Pour ce nouveau film de Todd Phillips, tout a été réuni pour attirer la foule dans les salles : un personnage emblématique (déjà incarné par deux fois par deux acteurs extraordinaires), une promo tapageuse, et l’annonce d’une très probable nomination aux Oscars pour Joaquin Phoenix. A cela on rajoute une bande-annonce bien faite car accrocheuse.
Seulement tous les spectateurs ne seront pas mis sur le même pied d’égalité. En effet, comme je le disais plus haut, le personnage Joker a été campé par deux fois au cinéma. La première est à mettre dans l’escarcelle de Jack Nicholson en 1989 à travers le "Batman" de Tim Burton. Sa prestation fut telle que plus personne n’osait envisager la reprise de ce personnage.

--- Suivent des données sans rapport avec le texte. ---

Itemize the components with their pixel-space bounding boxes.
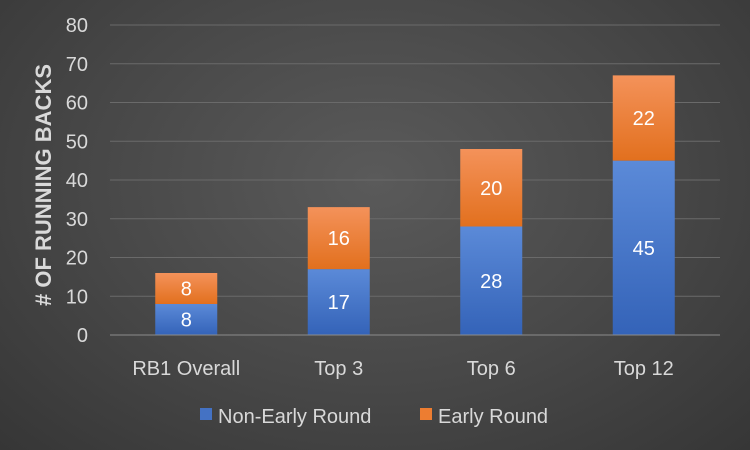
- legend-swatch: [200, 408, 212, 420]
- data-label: 22: [633, 108, 655, 130]
- bar-segment: [307, 269, 370, 335]
- legend-swatch: [420, 408, 432, 420]
- bar-segment: [155, 304, 218, 335]
- bar-segment: [612, 160, 675, 335]
- y-tick-label: 30: [66, 209, 88, 231]
- legend-label: Non-Early Round: [218, 406, 371, 428]
- y-tick-label: 10: [66, 286, 88, 308]
- gridlines: [110, 24, 720, 297]
- data-label: 8: [181, 279, 192, 301]
- legend: Non-Early Round Early Round: [200, 406, 548, 428]
- y-tick-label: 80: [66, 15, 88, 37]
- bar-segment: [612, 75, 675, 161]
- bar-segment: [155, 273, 218, 304]
- x-tick-label: RB1 Overall: [132, 358, 240, 380]
- x-tick-label: Top 3: [314, 358, 363, 380]
- legend-label: Early Round: [438, 406, 548, 428]
- bar-segment: [460, 149, 523, 227]
- y-tick-label: 20: [66, 248, 88, 270]
- y-tick-label: 60: [66, 93, 88, 115]
- data-label: 20: [480, 178, 502, 200]
- data-label: 16: [328, 228, 350, 250]
- data-label: 45: [633, 238, 655, 260]
- bar-segment: [307, 207, 370, 270]
- y-tick-label: 0: [77, 325, 88, 347]
- x-tick-label: Top 6: [467, 358, 516, 380]
- y-tick-label: 70: [66, 54, 88, 76]
- data-label: 28: [480, 271, 502, 293]
- data-label: 17: [328, 292, 350, 314]
- y-axis-label: # OF RUNNING BACKS: [31, 64, 56, 306]
- data-label: 8: [181, 310, 192, 332]
- bars: 8 8 17 16 28 20 45 22: [155, 75, 675, 335]
- x-axis-ticks: RB1 Overall Top 3 Top 6 Top 12: [132, 358, 673, 380]
- y-tick-label: 40: [66, 170, 88, 192]
- bar-segment: [460, 226, 523, 335]
- y-axis-ticks: 0 10 20 30 40 50 60 70 80: [66, 15, 88, 347]
- x-tick-label: Top 12: [614, 358, 674, 380]
- y-tick-label: 50: [66, 131, 88, 153]
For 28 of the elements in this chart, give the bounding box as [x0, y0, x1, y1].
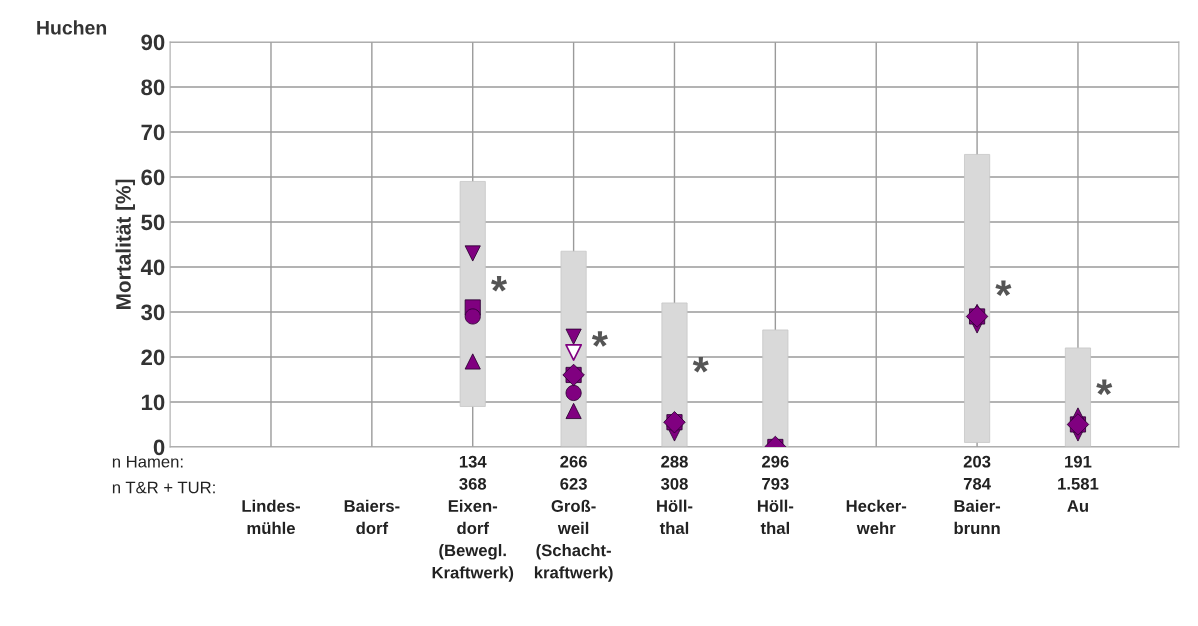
- y-tick-label: 90: [141, 34, 165, 51]
- x-tick-label: Lindes- mühle: [242, 499, 300, 535]
- data-label: *: [491, 276, 508, 292]
- data-label: *: [591, 331, 608, 347]
- x-tick-label: 266 623 Groß- weil (Schacht- kraftwerk): [534, 455, 613, 582]
- data-label: *: [1096, 379, 1113, 396]
- y-tick-label: 20: [141, 349, 165, 366]
- text: n T&R + TUR:: [112, 481, 215, 494]
- y-tick-label: 80: [141, 79, 165, 96]
- y-tick-label: 0: [153, 439, 165, 456]
- x-tick-label: Baiers- dorf: [344, 499, 400, 535]
- y-tick-label: 70: [141, 124, 165, 141]
- x-tick-label: 288 308 Höll- thal: [657, 455, 693, 535]
- x-tick-label: 191 1.581 Au: [1058, 455, 1099, 512]
- y-tick-label: 30: [141, 304, 165, 321]
- y-tick-label: 50: [141, 214, 165, 231]
- data-label: *: [692, 357, 709, 373]
- x-tick-label: 296 793 Höll- thal: [757, 455, 794, 535]
- x-tick-label: 134 368 Eixen- dorf (Bewegl. Kraftwerk): [432, 455, 514, 582]
- y-tick-label: 10: [141, 394, 165, 411]
- y-tick-label: 40: [140, 259, 165, 276]
- x-tick-label: 203 784 Baier- brunn: [954, 455, 1001, 535]
- data-label: *: [995, 280, 1012, 297]
- text: n Hamen:: [112, 455, 183, 468]
- y-tick-label: 60: [141, 169, 165, 186]
- x-tick-label: Hecker- wehr: [846, 499, 907, 535]
- y-axis-title: Mortalität [%]: [115, 179, 135, 310]
- chart-title: Huchen: [37, 20, 107, 35]
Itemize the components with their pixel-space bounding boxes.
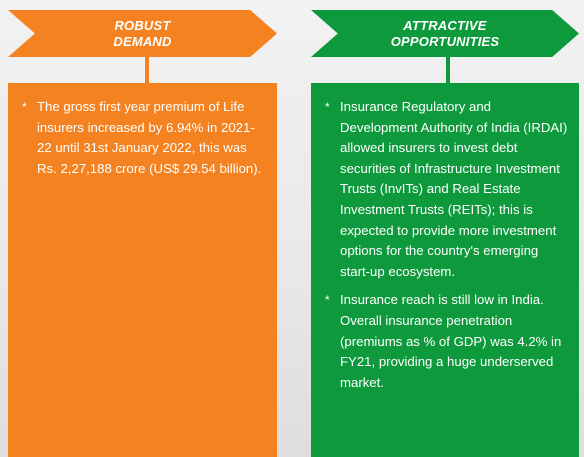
robust-demand-banner: ROBUST DEMAND [8,10,277,57]
bullet-item: * Insurance reach is still low in India.… [325,290,569,393]
attractive-opportunities-title-line2: OPPORTUNITIES [390,33,500,49]
bullet-text: Insurance Regulatory and Development Aut… [340,99,568,279]
bullet-item: * The gross first year premium of Life i… [22,97,265,179]
bullet-text: The gross first year premium of Life ins… [37,99,262,176]
bullet-asterisk-icon: * [325,293,330,308]
robust-demand-title-line1: ROBUST [114,17,171,33]
bullet-asterisk-icon: * [325,100,330,114]
bullet-text: Insurance reach is still low in India. O… [340,292,562,390]
attractive-opportunities-panel: * Insurance Regulatory and Development A… [311,83,579,457]
robust-demand-title: ROBUST DEMAND [113,18,171,50]
attractive-opportunities-title: ATTRACTIVE OPPORTUNITIES [391,18,500,50]
robust-demand-title-line2: DEMAND [113,33,172,49]
attractive-opportunities-banner: ATTRACTIVE OPPORTUNITIES [311,10,579,57]
attractive-opportunities-title-line1: ATTRACTIVE [403,17,487,33]
attractive-opportunities-connector [446,57,450,83]
robust-demand-connector [145,57,149,83]
bullet-item: * Insurance Regulatory and Development A… [325,97,569,282]
bullet-asterisk-icon: * [22,100,27,114]
robust-demand-panel: * The gross first year premium of Life i… [8,83,277,457]
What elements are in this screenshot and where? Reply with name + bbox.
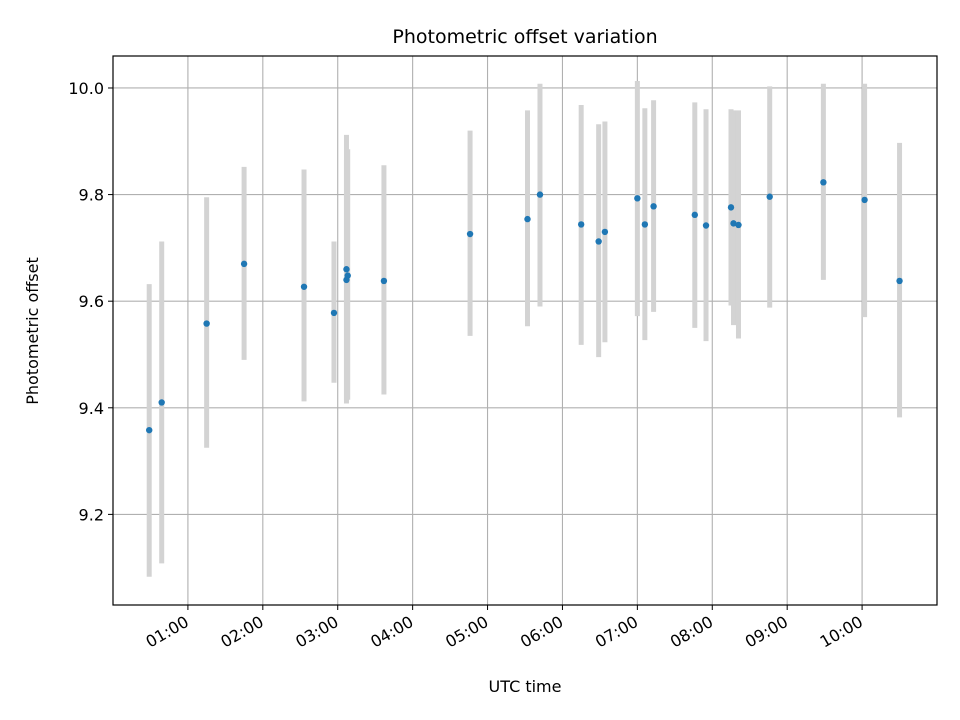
data-point [466,230,474,238]
data-point [300,283,308,290]
data-point [146,426,153,434]
y-tick-label: 9.2 [79,505,104,524]
data-point [158,399,165,406]
data-point [330,309,338,317]
y-axis-label: Photometric offset [23,257,42,405]
data-point [691,211,698,219]
y-tick-label: 9.4 [79,399,104,418]
data-point [524,215,531,223]
data-point [240,260,248,268]
data-point [766,193,773,200]
y-tick-label: 9.8 [79,186,104,205]
data-points [146,179,903,434]
data-point [650,203,657,210]
data-point [641,221,649,228]
y-tick-label: 10.0 [68,79,104,98]
data-point [634,195,641,202]
plot-frame [112,55,938,606]
data-point [861,196,868,204]
data-point [735,221,742,229]
y-tick-label: 9.6 [79,292,104,311]
data-point [896,277,903,285]
data-point [702,222,710,229]
x-axis-label: UTC time [489,677,562,696]
data-point [727,204,735,211]
data-point [730,220,737,227]
data-point [203,320,210,327]
data-point [343,276,350,284]
data-point [380,277,388,285]
data-point [595,238,602,245]
chart-title: Photometric offset variation [392,26,657,48]
data-point [577,221,585,228]
data-point [820,179,827,186]
data-point [601,228,609,236]
data-point [343,266,350,273]
y-axis-ticks: 9.2 9.4 9.6 9.8 10.0 [68,79,113,524]
data-point [536,191,544,198]
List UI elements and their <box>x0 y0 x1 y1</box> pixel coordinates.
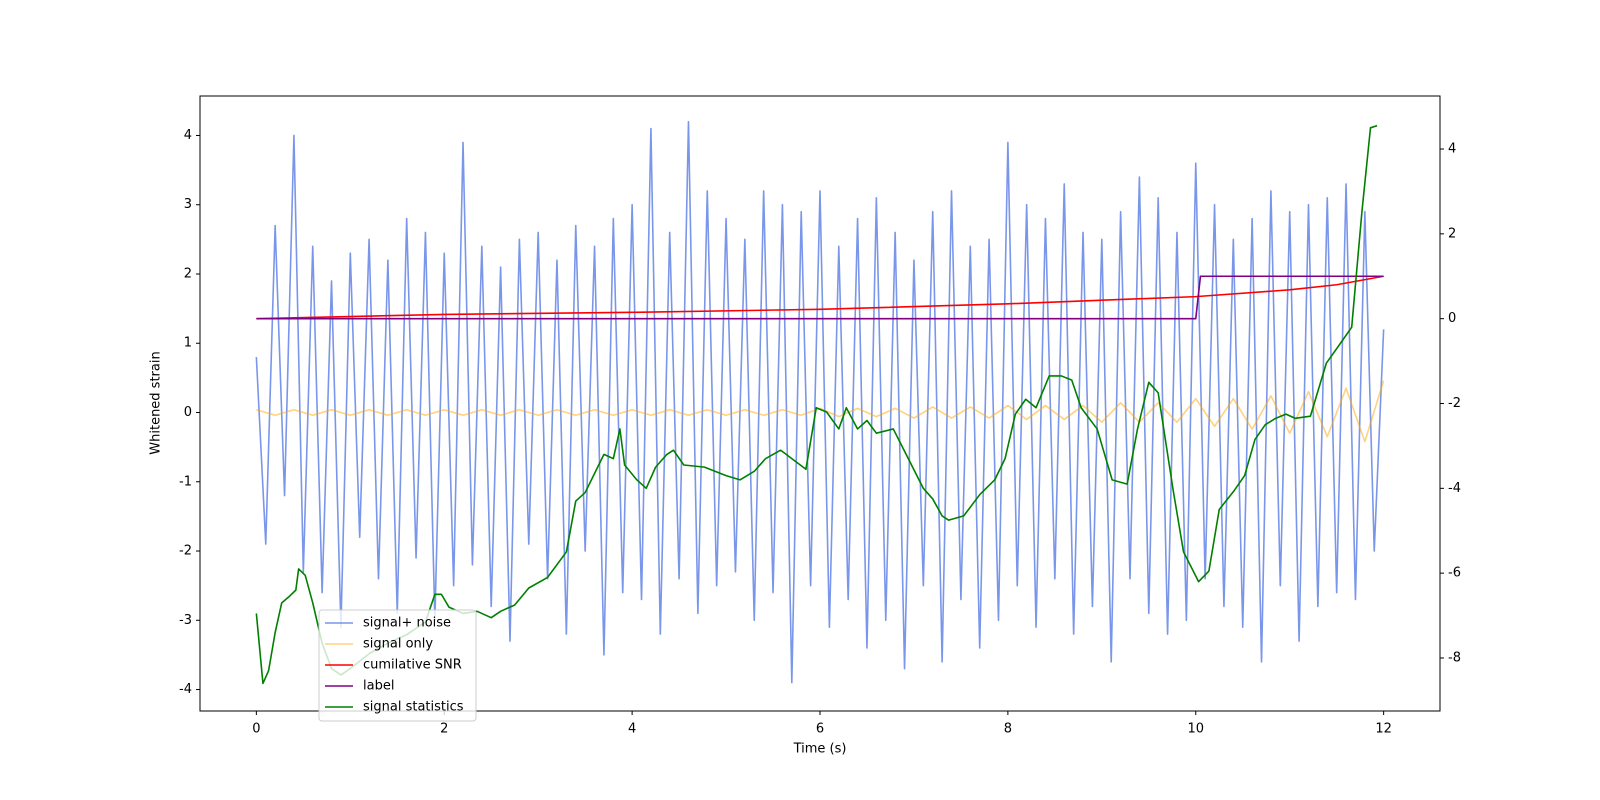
legend-label: signal only <box>363 637 433 652</box>
y2-tick-label: 2 <box>1448 226 1456 241</box>
y-tick-label: -2 <box>179 544 192 559</box>
y-tick-label: 2 <box>184 266 192 281</box>
x-tick-label: 4 <box>628 722 636 737</box>
y2-tick-label: -2 <box>1448 396 1461 411</box>
y2-tick-label: -6 <box>1448 566 1461 581</box>
x-tick-label: 12 <box>1375 722 1392 737</box>
series-line <box>255 120 1385 684</box>
y2-tick-label: -4 <box>1448 481 1461 496</box>
plot-area <box>255 120 1385 685</box>
y-tick-label: 3 <box>184 197 192 212</box>
y2-tick-label: -8 <box>1448 650 1461 665</box>
legend-label: signal statistics <box>363 700 464 715</box>
x-tick-label: 8 <box>1004 722 1012 737</box>
legend-label: label <box>363 679 394 694</box>
x-tick-label: 6 <box>816 722 824 737</box>
y-tick-label: 1 <box>184 336 192 351</box>
x-axis-label: Time (s) <box>793 742 847 757</box>
legend-box <box>318 609 477 722</box>
y-tick-label: 0 <box>184 405 192 420</box>
y-axis-label: Whitened strain <box>149 351 164 454</box>
series-line <box>256 380 1385 443</box>
legend: signal+ noise signal only cumilative SNR la… <box>318 609 477 722</box>
series-line <box>256 275 1384 320</box>
x-tick-label: 0 <box>252 722 260 737</box>
y-tick-label: -1 <box>179 474 192 489</box>
legend-label: signal+ noise <box>363 616 451 631</box>
y2-tick-label: 0 <box>1448 311 1456 326</box>
y-tick-label: -3 <box>179 613 192 628</box>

Il faudra attendre plus de 15 ans pour revoir l’ennemi juré de Batman, par le biais d’une prestation mémorable de Heath Ledger au cours du second film de la trilogie de Christopher Nolan, j’ai nommé "The dark knight, le chevalier noir". Le rôle fut alors reconnu comme horriblement exigeant, poussant le regretté Heath Ledger dans un investissement hors du commun et de tous les instants, au point de le précipiter encore un peu plus au fond de l’abîme, et (qui sait vraiment ?) de le projeter un peu plus tôt que prévu dans l’autre monde. Dès lors la question se pose : Joker serait-il aussi néfaste dans la vraie vie que dans la fiction ? Cette question est issue d’une logique qui m’est très personnelle.
Aussi je voyais d’un très bon œil qu’on puisse revenir aux origines de ce personnage pour répondre à cette question. Pour autant, le Joker présenté ici sera un peu différent de celui apparu dans les deux films précédemment cités. Pour apprécier ce film, il y aura donc deux écoles : ceux qui ne connaissent pas les deux fameux films, et ceux qui les ont vus.
Pour ceux qui n’ont pas vu les films de 1989 et 2016, "Joker" paraîtra peut-être un peu long tant l’écriture du personnage est précise et minutieuse. Tant au niveau du scénario que de la réalisation, on prend le temps de construire le personnage, en partant du principe qu’on a choisi de raconter l’histoire de quelqu’un qui devient LE Joker.
On part donc vraiment sur une origin story, en laissant de côté l’idée reçue (et quelquefois avérée) que les grands méchants naissent nécessairement méchants. Là non, ce bad-guy iconique est un gars à la base pas méchant pour deux sous, et qui se contente de peu. Certes il est un peu bizarre, mais en regardant l’environnement, c’est à se demander qui est le plus bizarre ! Lui, ou les habitants de Gotham City, ville en proie au chaos ? Voilà une question qui peut être intéressante à développer, surtout lorsque ces spectateurs pourraient commencer à trouver le temps un peu long avant que l’avènement du personnage ne se fasse.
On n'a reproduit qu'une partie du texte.